Now comes a fine exposure of these righteous rascals. A few days ago Miles Paige, a Negro Magistrate in Harlem, was named by Mayor LaGuardia for a seat on the Special Sessions bench at $12,000 a year. The Negro press as usual hails this as proof of the “great progress” of Negroes. It is proof of nothing of the kind. No Negro who knows the history of his race needs any proof of its capacity to fill any office in this country. Furthermore, Paige’s appointment does not raise the income of one Negro sharecropper or one Negro factory worker or one Negro unemployed. And these are the people with whom we are chiefly concerned. Appointments like this one of Paige cannot lift the great mass of oppressed Negroes. When the great masses of Negroes move, they will create opportunities for ten thousand Paiges. That is not to say that such appointments are not to be supported not only by Negroes but by the whole labor movement.
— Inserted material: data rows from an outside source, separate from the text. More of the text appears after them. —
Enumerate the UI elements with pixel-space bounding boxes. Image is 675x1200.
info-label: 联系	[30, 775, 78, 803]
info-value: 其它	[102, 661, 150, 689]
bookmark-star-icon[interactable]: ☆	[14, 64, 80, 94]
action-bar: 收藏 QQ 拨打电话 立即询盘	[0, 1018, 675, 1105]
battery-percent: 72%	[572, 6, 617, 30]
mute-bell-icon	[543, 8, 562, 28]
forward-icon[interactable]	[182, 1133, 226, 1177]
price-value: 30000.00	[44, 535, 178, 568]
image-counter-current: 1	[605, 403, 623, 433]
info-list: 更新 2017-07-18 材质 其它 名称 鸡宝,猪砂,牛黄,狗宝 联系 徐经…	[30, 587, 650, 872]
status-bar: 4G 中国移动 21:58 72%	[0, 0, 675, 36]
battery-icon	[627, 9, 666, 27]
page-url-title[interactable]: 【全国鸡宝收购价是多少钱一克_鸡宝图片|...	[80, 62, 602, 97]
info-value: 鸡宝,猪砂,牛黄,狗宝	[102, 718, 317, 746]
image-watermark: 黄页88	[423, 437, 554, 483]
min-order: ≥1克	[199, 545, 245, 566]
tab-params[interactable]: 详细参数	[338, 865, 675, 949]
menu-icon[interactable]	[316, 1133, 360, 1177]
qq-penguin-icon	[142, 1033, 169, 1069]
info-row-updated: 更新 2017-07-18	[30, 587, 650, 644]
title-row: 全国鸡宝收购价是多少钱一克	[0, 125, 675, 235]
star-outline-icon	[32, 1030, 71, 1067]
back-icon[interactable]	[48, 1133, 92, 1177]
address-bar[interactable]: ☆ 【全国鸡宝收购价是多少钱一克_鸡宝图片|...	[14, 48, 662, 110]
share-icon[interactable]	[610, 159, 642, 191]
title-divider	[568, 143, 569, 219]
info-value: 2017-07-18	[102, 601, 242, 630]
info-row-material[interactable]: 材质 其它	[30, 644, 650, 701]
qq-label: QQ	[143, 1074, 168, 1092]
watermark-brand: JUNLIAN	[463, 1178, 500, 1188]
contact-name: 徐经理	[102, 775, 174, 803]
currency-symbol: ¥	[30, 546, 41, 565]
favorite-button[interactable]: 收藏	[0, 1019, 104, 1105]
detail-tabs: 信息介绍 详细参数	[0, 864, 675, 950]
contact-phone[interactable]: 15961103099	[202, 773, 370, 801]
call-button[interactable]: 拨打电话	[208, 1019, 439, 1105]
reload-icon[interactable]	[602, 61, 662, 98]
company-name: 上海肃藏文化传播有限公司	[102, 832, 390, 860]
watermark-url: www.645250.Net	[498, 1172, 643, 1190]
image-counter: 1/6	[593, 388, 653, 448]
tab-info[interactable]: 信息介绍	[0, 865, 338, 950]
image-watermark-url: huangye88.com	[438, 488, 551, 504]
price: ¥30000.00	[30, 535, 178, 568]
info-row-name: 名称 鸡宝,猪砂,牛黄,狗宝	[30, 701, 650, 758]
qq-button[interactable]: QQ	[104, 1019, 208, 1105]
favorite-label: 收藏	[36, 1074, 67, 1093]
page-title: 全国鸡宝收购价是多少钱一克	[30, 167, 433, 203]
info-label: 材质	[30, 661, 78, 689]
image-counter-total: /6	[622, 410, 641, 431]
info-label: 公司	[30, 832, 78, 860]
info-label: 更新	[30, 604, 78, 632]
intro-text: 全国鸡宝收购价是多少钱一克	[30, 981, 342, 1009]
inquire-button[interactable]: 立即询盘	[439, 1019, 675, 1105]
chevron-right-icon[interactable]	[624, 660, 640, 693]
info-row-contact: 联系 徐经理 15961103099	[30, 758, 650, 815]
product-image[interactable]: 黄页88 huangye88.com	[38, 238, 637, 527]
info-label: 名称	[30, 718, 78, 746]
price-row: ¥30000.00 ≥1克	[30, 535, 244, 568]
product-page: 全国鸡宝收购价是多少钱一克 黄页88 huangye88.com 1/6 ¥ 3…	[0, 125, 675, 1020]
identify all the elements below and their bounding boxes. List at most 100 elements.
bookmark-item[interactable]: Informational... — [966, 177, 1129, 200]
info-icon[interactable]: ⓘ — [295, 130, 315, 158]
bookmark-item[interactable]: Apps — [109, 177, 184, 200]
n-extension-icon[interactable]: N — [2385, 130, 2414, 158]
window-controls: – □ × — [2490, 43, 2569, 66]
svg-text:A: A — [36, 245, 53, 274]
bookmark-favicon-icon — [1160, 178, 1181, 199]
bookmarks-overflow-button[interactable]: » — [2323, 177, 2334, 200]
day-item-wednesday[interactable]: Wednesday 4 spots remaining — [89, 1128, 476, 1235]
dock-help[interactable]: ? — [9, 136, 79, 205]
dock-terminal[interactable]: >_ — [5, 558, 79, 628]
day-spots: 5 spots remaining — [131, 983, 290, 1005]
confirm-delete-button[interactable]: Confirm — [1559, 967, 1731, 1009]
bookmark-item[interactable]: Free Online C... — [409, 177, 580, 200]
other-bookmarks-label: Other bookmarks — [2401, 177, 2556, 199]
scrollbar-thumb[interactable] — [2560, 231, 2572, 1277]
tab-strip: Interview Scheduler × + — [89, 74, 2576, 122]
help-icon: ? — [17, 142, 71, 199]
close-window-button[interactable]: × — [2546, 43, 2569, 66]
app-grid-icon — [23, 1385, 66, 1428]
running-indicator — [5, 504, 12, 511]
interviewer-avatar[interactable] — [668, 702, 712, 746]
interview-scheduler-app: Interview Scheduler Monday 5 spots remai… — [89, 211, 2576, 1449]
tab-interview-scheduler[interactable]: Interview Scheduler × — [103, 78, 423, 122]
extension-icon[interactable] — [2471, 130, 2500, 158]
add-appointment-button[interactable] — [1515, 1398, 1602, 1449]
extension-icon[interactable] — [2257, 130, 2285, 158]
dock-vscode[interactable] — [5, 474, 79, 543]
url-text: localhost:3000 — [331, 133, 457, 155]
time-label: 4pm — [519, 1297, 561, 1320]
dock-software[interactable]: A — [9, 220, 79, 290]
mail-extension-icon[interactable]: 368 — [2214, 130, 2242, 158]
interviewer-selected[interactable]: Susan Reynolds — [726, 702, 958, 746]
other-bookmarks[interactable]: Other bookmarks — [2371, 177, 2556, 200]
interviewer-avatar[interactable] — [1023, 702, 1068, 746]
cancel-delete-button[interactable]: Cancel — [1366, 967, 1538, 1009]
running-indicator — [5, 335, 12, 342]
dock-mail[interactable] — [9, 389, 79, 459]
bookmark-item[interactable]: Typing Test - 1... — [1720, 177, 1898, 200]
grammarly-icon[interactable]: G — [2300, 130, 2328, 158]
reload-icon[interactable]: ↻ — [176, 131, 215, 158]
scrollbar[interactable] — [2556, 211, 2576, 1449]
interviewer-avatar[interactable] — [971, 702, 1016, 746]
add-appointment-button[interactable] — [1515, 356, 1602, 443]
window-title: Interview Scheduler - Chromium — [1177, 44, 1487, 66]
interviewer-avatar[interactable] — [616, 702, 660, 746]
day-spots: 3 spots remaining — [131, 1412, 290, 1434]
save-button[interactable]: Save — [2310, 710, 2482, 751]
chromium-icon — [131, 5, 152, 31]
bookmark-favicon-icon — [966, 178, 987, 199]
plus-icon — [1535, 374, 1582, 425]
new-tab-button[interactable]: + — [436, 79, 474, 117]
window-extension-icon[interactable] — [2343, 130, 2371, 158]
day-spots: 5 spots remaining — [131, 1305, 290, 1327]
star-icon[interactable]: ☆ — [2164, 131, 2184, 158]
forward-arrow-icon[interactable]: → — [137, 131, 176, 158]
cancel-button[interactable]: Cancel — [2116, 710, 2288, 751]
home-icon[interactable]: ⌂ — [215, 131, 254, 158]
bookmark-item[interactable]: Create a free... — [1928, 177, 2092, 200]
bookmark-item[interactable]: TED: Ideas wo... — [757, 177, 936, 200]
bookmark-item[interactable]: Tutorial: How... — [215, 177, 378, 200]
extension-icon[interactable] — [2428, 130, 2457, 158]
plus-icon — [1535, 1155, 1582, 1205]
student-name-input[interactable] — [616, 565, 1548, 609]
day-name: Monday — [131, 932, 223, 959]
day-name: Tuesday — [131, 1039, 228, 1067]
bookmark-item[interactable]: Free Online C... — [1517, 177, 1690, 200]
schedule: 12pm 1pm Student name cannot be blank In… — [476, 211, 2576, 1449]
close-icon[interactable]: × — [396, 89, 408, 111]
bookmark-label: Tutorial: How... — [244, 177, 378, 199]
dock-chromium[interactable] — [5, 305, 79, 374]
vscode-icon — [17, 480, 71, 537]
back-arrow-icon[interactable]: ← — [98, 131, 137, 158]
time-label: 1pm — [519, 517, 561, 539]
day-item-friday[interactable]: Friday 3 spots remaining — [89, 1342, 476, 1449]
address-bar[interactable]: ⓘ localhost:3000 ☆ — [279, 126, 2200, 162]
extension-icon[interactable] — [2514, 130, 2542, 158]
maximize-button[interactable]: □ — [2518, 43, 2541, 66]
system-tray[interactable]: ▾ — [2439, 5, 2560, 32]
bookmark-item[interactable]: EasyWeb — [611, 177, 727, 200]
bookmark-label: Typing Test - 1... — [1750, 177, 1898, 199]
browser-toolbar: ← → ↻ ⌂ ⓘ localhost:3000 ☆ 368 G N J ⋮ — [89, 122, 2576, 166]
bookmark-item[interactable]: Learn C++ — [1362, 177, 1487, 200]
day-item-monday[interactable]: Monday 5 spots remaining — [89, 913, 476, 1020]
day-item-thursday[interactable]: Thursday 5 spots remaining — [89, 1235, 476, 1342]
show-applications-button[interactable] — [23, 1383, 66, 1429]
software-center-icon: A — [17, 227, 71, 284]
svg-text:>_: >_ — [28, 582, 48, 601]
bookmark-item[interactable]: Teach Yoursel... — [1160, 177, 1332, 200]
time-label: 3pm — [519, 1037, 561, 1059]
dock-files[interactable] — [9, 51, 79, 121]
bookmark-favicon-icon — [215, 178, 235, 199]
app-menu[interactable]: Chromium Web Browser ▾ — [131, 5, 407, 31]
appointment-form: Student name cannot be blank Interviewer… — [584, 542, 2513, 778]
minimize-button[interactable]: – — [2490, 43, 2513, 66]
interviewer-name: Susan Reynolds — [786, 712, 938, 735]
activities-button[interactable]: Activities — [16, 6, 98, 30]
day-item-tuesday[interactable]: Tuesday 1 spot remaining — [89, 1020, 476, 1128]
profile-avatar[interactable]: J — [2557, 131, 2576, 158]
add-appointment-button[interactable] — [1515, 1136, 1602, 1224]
The Negroes have a right to posts everywhere. The Socialist Workers Party, for instance, condemns those who join the bourgeois army. But as for the right of Negroes to join the army if they want to, and on equal terms with the whites – that we support.

Where’s the Catch?

But now comes a mystery. Paige was to be seated on Tuesday, January 2nd, but the ceremony was postponed indefinitely. The Amsterdam News of January 13 gives us some indication why.

LaGuardia is flirting with the New Dealers, with an eye to the presidential elections. He is typical of them, with his large words and small concessions. But since the Harlem riots of 1935, La Guardia has a wholesome respect for Harlem Negroes. And since Lehman defeated Dewey only by the aid of the Negroes’ vote, all these progressive fakers are at their wits’ end to keep the Negro vote. So LaGuardia runs around in Harlem, he has lunch with Bill Robinson sitting near him, he builds a housing project or two (where fifty are needed), and he appoints Negroes to posts they have not held before. First Justice Bolin. And now Paige.

But behold! Roosevelt in Washington lives only by grace of those Southern landlords, without whom the Democratic Party is nothing. These fellows are not going to stand for any vice-president or cabinet minister who is a “nigger-lover.” So Washington warns LaGuardia. He is leaning too heavily towards the Negro race. You cannot discriminate in favor of Negroes, you know. One judge every twenty years or so is enough. If you go on like that you discredit yourself, and your future with us of the Democratic Party is gloomy. Hence, says the Amsterdam News, Paige’s appointment still awaits confirmation.
 

Tweedledum and ...

So here we are, my friends, the “little flower” of “democracy” and the New Deal, herald angels of equality between man and man, conspiring to save their immortal souls and to placate the viciousness of Southern reactionaries at the expense of one Negro being made a judge – one Negro, be it noted.

Here and there a Negro may squeeze into an appointment. But salvation for the race from any of these Republicans or Democrats who have systematically deceived the Negro people for seventy-five years? No. The Republicans make no promises. The New Dealers make them but do not mean it. And that is the only difference between them.